Since the control unit 1 changes the offset amount of the bias circuit unit 8 in the direction in which the detection level increases while sampling the output of the level detection unit 5 when synchronizing the digital radio device, Even if the frequency of the burst signal for use shifts by a relatively large amount, synchronization can be pulled in easily and reliably.

[Brief description of drawings]

FIG. 1 is a principle configuration diagram of the present invention.

FIG. 2 is a block diagram of a digital mobile communication terminal according to an embodiment.

FIG. 3 is a flowchart of a synchronization pull-in process according to the embodiment.

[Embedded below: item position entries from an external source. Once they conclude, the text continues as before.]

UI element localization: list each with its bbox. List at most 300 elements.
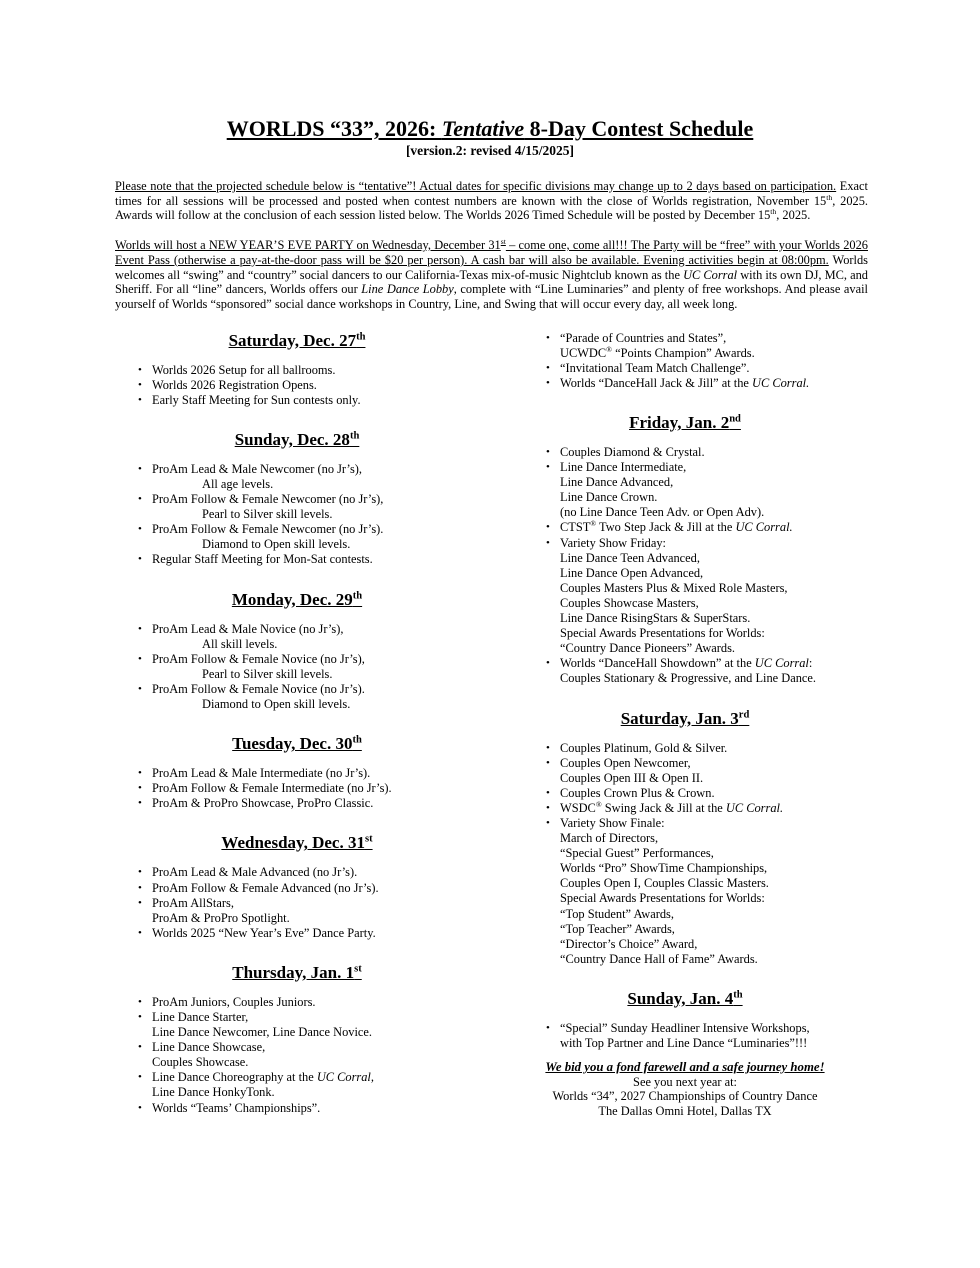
item-lines [560,460,830,520]
text-segment: March of Directors, [560,831,659,846]
farewell-line: We bid you a fond farewell and a safe journey home! [545,1060,825,1075]
schedule-line [152,507,462,522]
schedule-item [132,1101,462,1116]
bullet-icon: • [546,756,550,769]
schedule-line [152,1025,462,1040]
item-lines [152,926,462,941]
italic-text: UC Corral, [316,1070,374,1085]
text-segment: ProAm & ProPro Spotlight. [152,910,290,925]
text-segment: Couples Masters Plus & Mixed Role Masters, [560,580,788,595]
text-segment: Worlds welcomes all “swing” and “country” social dancers to our California-Texas mix-of-music Nightclub known as the [115,252,868,282]
bullet-icon: • [546,741,550,754]
text-segment: ProAm Lead & Male Intermediate (no Jr’s). [152,766,371,781]
text-segment: with its own DJ, MC, and Sheriff. For all “line” dancers, Worlds offers our [115,267,868,297]
schedule-line [152,697,462,712]
text-segment: Please note that the projected schedule below is “tentative”! Actual dates for specific divisions may change up to 2 days based on participation. [115,179,837,193]
text-segment: with Top Partner and Line Dance “Luminaries”!!! [560,1036,808,1050]
text-segment: Couples Open III & Open II. [560,770,704,785]
text-segment: Regular Staff Meeting for Mon-Sat contests. [152,552,373,567]
day-heading [132,590,462,610]
text-segment: Worlds “DanceHall Jack & Jill” at the [560,375,753,390]
schedule-line [560,891,830,906]
item-lines [152,896,462,926]
day-section [132,590,462,713]
schedule-line [560,771,830,786]
superscript-text: ® [606,344,612,354]
text-segment: Couples Open I, Couples Classic Masters. [560,876,769,891]
schedule-item [132,462,462,492]
item-lines [152,781,462,796]
bullet-icon: • [138,378,142,391]
schedule-line [560,361,830,376]
bullet-icon: • [546,521,550,534]
bullet-icon: • [138,881,142,894]
schedule-item [540,536,830,657]
text-segment: ProAm Follow & Female Newcomer (no Jr’s). [152,522,384,537]
text-segment: “Special” Sunday Headliner Intensive Workshops, [560,1020,810,1035]
text-segment: , complete with “Line Luminaries” and plenty of free workshops. And please avail yourself of Worlds “sponsored” social dance workshops in Country, Line, and Swing that will occur every day, all week long. [115,282,868,311]
schedule-line [560,656,830,671]
text-segment: “Country Dance Hall of Fame” Awards. [560,951,758,966]
schedule-line [152,477,462,492]
ordinal-suffix: th [352,734,362,746]
schedule-list [540,741,830,967]
day-section [132,963,462,1116]
bullet-icon: • [138,393,142,406]
text-segment: Swing Jack & Jill at the [601,800,726,815]
item-lines [152,552,462,567]
schedule-line [152,363,462,378]
italic-text: UC Corral. [725,800,784,815]
intro-paragraphs [115,179,868,312]
schedule-item [540,816,830,967]
item-lines [152,492,462,522]
schedule-line [152,926,462,941]
text-segment: Exact times for all sessions will be processed and posted when contest numbers are known with the close of Worlds registration, November 15 [115,179,868,208]
text-segment: Line Dance Open Advanced, [560,565,704,580]
bullet-icon: • [138,896,142,909]
day-heading [132,734,462,754]
day-section [540,989,830,1051]
text-segment: : [808,656,813,671]
text-segment: Variety Show Finale: [560,815,665,830]
schedule-line [152,462,462,477]
text-segment: Couples Showcase. [152,1055,249,1070]
schedule-line [560,581,830,596]
item-lines [560,756,830,786]
italic-text: UC Corral. [735,520,793,535]
schedule-line [560,596,830,611]
schedule-item [132,865,462,880]
schedule-line [560,490,830,505]
schedule-line [560,626,830,641]
version-line: [version.2: revised 4/15/2025] [405,143,575,158]
bullet-icon: • [546,657,550,670]
bullet-icon: • [138,1101,142,1114]
schedule-line [560,376,830,391]
title-text-pre: WORLDS “33”, 2026: [226,116,442,141]
text-segment: Diamond to Open skill levels. [202,697,351,712]
text-segment: Line Dance Choreography at the [152,1070,317,1085]
schedule-line [560,551,830,566]
schedule-list [540,331,830,391]
day-heading [132,430,462,450]
ordinal-suffix: th [352,589,363,601]
text-segment: Worlds will host a NEW YEAR’S EVE PARTY on Wednesday, December 31 [115,238,501,253]
schedule-line [152,682,462,697]
bullet-icon: • [546,376,550,389]
schedule-line [152,552,462,567]
text-segment: ProAm AllStars, [152,895,234,910]
text-segment: All age levels. [202,477,274,491]
schedule-item [132,995,462,1010]
schedule-line [152,1070,462,1085]
bullet-icon: • [138,767,142,780]
schedule-item [132,881,462,896]
day-section [540,331,830,391]
bullet-icon: • [138,866,142,879]
schedule-item [132,926,462,941]
bullet-icon: • [546,816,550,829]
day-heading-text: Thursday, Jan. 1 [232,962,355,982]
schedule-item [132,393,462,408]
schedule-item [540,656,830,686]
schedule-item [132,682,462,712]
text-segment: Couples Stationary & Progressive, and Line Dance. [560,671,817,686]
schedule-line [560,786,830,801]
bullet-icon: • [546,536,550,549]
schedule-line [152,865,462,880]
schedule-line [152,881,462,896]
italic-text: UC Corral [754,656,809,671]
day-heading [132,331,462,351]
text-segment: “Invitational Team Match Challenge”. [560,360,750,375]
item-lines [152,796,462,811]
text-segment: Worlds “Teams’ Championships”. [152,1100,321,1115]
bullet-icon: • [138,553,142,566]
ordinal-suffix: st [364,833,373,845]
text-segment: Couples Platinum, Gold & Silver. [560,740,728,755]
item-lines [152,766,462,781]
schedule-item [540,1021,830,1051]
text-segment: Worlds “DanceHall Showdown” at the [560,656,755,671]
schedule-item [540,786,830,801]
item-lines [152,1070,462,1100]
text-segment: Pearl to Silver skill levels. [202,507,333,522]
schedule-list [132,622,462,713]
schedule-line [152,492,462,507]
ordinal-suffix: nd [729,413,741,425]
bullet-icon: • [138,995,142,1008]
text-segment: Line Dance Intermediate, [560,460,687,475]
schedule-line [560,331,830,346]
bullet-icon: • [138,797,142,810]
schedule-line [560,566,830,581]
bullet-icon: • [546,461,550,474]
schedule-item [132,796,462,811]
text-segment: ProAm Lead & Male Newcomer (no Jr’s), [152,461,363,476]
schedule-line [152,1055,462,1070]
bullet-icon: • [138,652,142,665]
schedule-item [540,520,830,535]
item-lines [560,445,830,460]
text-segment: ProAm Follow & Female Novice (no Jr’s). [152,681,365,696]
item-lines [560,801,830,816]
text-segment: Worlds “Pro” ShowTime Championships, [560,861,768,876]
item-lines [152,682,462,712]
schedule-line [560,460,830,475]
item-lines [152,652,462,682]
day-heading-text: Sunday, Jan. 4 [627,988,734,1008]
item-lines [560,656,830,686]
schedule-line [152,896,462,911]
italic-text: Line Dance Lobby [361,282,454,297]
schedule-line [152,1010,462,1025]
text-segment: Early Staff Meeting for Sun contests only. [152,392,361,407]
item-lines [152,462,462,492]
ordinal-suffix: st [354,963,362,975]
item-lines [152,378,462,393]
bullet-icon: • [138,1071,142,1084]
intro-paragraph [115,179,868,223]
bullet-icon: • [546,1021,550,1034]
schedule-column-right [540,331,830,1119]
bullet-icon: • [546,801,550,814]
text-segment: ProAm Follow & Female Novice (no Jr’s), [152,651,365,666]
day-heading [132,833,462,853]
schedule-line [560,611,830,626]
superscript-text: th [826,192,833,202]
bullet-icon: • [138,462,142,475]
day-heading-text: Wednesday, Dec. 31 [221,833,365,853]
schedule-item [540,741,830,756]
text-segment: Couples Showcase Masters, [560,595,699,610]
day-section [540,413,830,687]
text-segment: Line Dance Crown. [560,490,658,505]
item-lines [560,376,830,391]
item-lines [152,995,462,1010]
schedule-line [560,846,830,861]
day-section [132,331,462,408]
day-heading [540,709,830,729]
schedule-line [152,1101,462,1116]
schedule-line [152,1085,462,1100]
text-segment: Line Dance RisingStars & SuperStars. [560,611,751,626]
schedule-columns [0,331,980,1119]
bullet-icon: • [138,523,142,536]
item-lines [152,865,462,880]
item-lines [560,1021,830,1051]
item-lines [152,622,462,652]
item-lines [152,522,462,552]
document-title [0,116,980,142]
text-segment: Line Dance Teen Advanced, [560,550,700,565]
bullet-icon: • [138,493,142,506]
ordinal-suffix: th [356,330,366,342]
schedule-line [152,652,462,667]
text-segment: ProAm Lead & Male Advanced (no Jr’s). [152,865,358,880]
schedule-line [560,922,830,937]
text-segment: Line Dance Showcase, [152,1040,266,1055]
schedule-list [132,995,462,1116]
item-lines [152,1101,462,1116]
schedule-line [560,937,830,952]
schedule-line [560,831,830,846]
schedule-line [560,671,830,686]
schedule-line [152,781,462,796]
item-lines [560,331,830,361]
schedule-line [560,1036,830,1051]
schedule-line [152,1040,462,1055]
text-segment: “Director’s Choice” Award, [560,936,698,951]
item-lines [560,520,830,535]
text-segment: ProAm Follow & Female Intermediate (no Jr’s). [152,781,392,796]
schedule-item [132,896,462,926]
text-segment: “Top Student” Awards, [560,906,674,921]
day-heading [540,989,830,1009]
schedule-line [560,536,830,551]
schedule-item [132,363,462,378]
schedule-line [560,952,830,967]
text-segment: Worlds 2026 Setup for all ballrooms. [152,362,336,377]
day-section [132,430,462,568]
text-segment: WSDC [560,800,596,815]
schedule-line [152,796,462,811]
text-segment: Couples Crown Plus & Crown. [560,785,715,800]
schedule-line [560,475,830,490]
text-segment: Two Step Jack & Jill at the [596,520,736,535]
text-segment: Special Awards Presentations for Worlds: [560,626,765,641]
schedule-line [152,537,462,552]
text-segment: “Country Dance Pioneers” Awards. [560,641,736,656]
see-you-line: See you next year at: [633,1074,737,1089]
superscript-text: th [770,207,777,217]
schedule-item [132,378,462,393]
schedule-line [560,801,830,816]
day-heading-text: Saturday, Dec. 27 [228,330,357,350]
text-segment: , 2025. Awards will follow at the conclusion of each session listed below. The Worlds 2026 Timed Schedule will be posted by December 15 [115,193,869,223]
schedule-item [540,376,830,391]
schedule-item [132,1070,462,1100]
item-lines [152,881,462,896]
schedule-line [152,766,462,781]
text-segment: Diamond to Open skill levels. [202,537,351,552]
ordinal-suffix: th [349,430,360,442]
bullet-icon: • [138,1010,142,1023]
schedule-item [540,801,830,816]
schedule-line [560,816,830,831]
schedule-line [560,756,830,771]
bullet-icon: • [138,782,142,795]
schedule-item [540,460,830,520]
text-segment: – come one, come all!!! The Party will be “free” with your Worlds 2026 Event Pass (otherwise a pay-at-the-door pass will be $20 per person). A cash bar will also be available. Evening activities begin at 08:00pm. [115,238,868,267]
text-segment: Couples Diamond & Crystal. [560,445,705,459]
item-lines [560,361,830,376]
schedule-list [540,445,830,687]
text-segment: ProAm Follow & Female Newcomer (no Jr’s), [152,492,384,507]
schedule-item [132,766,462,781]
intro-paragraph [115,238,868,312]
superscript-text: ® [595,799,602,809]
item-lines [560,536,830,657]
text-segment: (no Line Dance Teen Adv. or Open Adv). [560,505,765,520]
text-segment: Couples Open Newcomer, [560,755,691,770]
day-heading-text: Friday, Jan. 2 [629,413,730,432]
item-lines [560,741,830,756]
item-lines [560,786,830,801]
schedule-line [152,995,462,1010]
schedule-line [560,1021,830,1036]
italic-text: UC Corral. [752,375,810,390]
item-lines [152,1010,462,1040]
item-lines [560,816,830,967]
schedule-item [540,445,830,460]
day-heading-text: Sunday, Dec. 28 [234,429,350,449]
schedule-list [132,766,462,811]
schedule-line [560,520,830,535]
schedule-line [560,346,830,361]
schedule-list [540,1021,830,1051]
schedule-line [152,637,462,652]
text-segment: ProAm & ProPro Showcase, ProPro Classic. [152,796,374,811]
schedule-item [540,756,830,786]
ordinal-suffix: th [733,989,743,1001]
schedule-line [560,876,830,891]
superscript-text: ® [590,519,597,529]
bullet-icon: • [138,926,142,939]
schedule-item [132,652,462,682]
schedule-item [132,492,462,522]
day-heading-text: Tuesday, Dec. 30 [232,734,353,754]
text-segment: “Parade of Countries and States”, [560,330,727,345]
schedule-line [152,667,462,682]
text-segment: UCWDC [560,345,607,360]
text-segment: “Special Guest” Performances, [560,846,714,861]
schedule-line [152,378,462,393]
text-segment: Special Awards Presentations for Worlds: [560,891,765,906]
closing-block [540,1060,830,1118]
bullet-icon: • [138,363,142,376]
text-segment: Worlds 2026 Registration Opens. [152,377,317,392]
schedule-line [152,622,462,637]
day-heading [132,963,462,983]
text-segment: , 2025. [776,208,811,223]
text-segment: Line Dance HonkyTonk. [152,1085,275,1100]
schedule-item [132,1010,462,1040]
schedule-list [132,865,462,940]
text-segment: “Top Teacher” Awards, [560,921,675,936]
text-segment: ProAm Juniors, Couples Juniors. [152,994,316,1009]
next-event-line: Worlds “34”, 2027 Championships of Country Dance [552,1089,818,1104]
schedule-line [560,445,830,460]
text-segment: Worlds 2025 “New Year’s Eve” Dance Party. [152,925,376,940]
day-heading [540,413,830,433]
venue-line: The Dallas Omni Hotel, Dallas TX [598,1103,772,1118]
day-section [132,734,462,811]
schedule-line [560,505,830,520]
bullet-icon: • [546,446,550,458]
item-lines [152,393,462,408]
schedule-item [132,522,462,552]
bullet-icon: • [546,331,550,344]
schedule-item [132,622,462,652]
schedule-list [132,363,462,408]
day-section [132,833,462,940]
superscript-text: st [500,236,506,246]
schedule-line [152,911,462,926]
schedule-item [540,361,830,376]
schedule-line [560,907,830,922]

FIG. 4 is a diagram showing a configuration of a conventional synchronous pull-in system.

[Explanation of symbols]

1 Control Section 2 VCO Circuit Section 3 Mixer 4 Band Pass Filter 5 Level Detection Section 6 Demodulation Section 7 AFC Circuit Section 7 ₁ Phase Error Detection Section 7 ₂ Adder Circuit 7 ₃ Loop Filter 8 Bias Circuit Section 9 Amplification Circuit

Claims (1)

[Claims] 1. A pull-in signal from a receiving station to a predetermined frequency based on a burst signal for synchronization sent from a base station,
In a synchronization pull-in method for a digital radio device that establishes reception synchronization, a control unit (1) that performs synchronization control, and a VCO circuit unit (2) that forms a reception-originating signal (LF).
A mixer (3) for converting a received signal (RF) into an intermediate frequency signal (IF) by a local signal for reception (LF), a band pass filter (4) provided on the output side of the mixer (3), The intermediate frequency signal (IF of the output of the bandpass filter (4)
′) Level detection unit (5) for detecting the level and the intermediate frequency signal (IF) output from the bandpass filter (4).
′) Is detected to form a demodulated baseband signal (BS), and the intermediate frequency signal (IF) is generated based on the phase error signal (ES) detected from the demodulated baseband signal (BS). An AFC circuit unit (7) for feeding back a control voltage signal (CVS) to the VCO circuit unit (2) so that the frequency becomes a predetermined frequency, and an output control voltage of the AFC circuit unit (7) under the control of the control unit (1). And a bias circuit section (8) for adding an offset to the signal (CVS). The control section (1) monitors the detection level of the level detection section (5) when the digital radio device is pulled in synchronously.
Bias circuit section (8) in the direction in which the detection level increases
A method for synchronizing the digital radio equipment, which is characterized by changing the offset amount.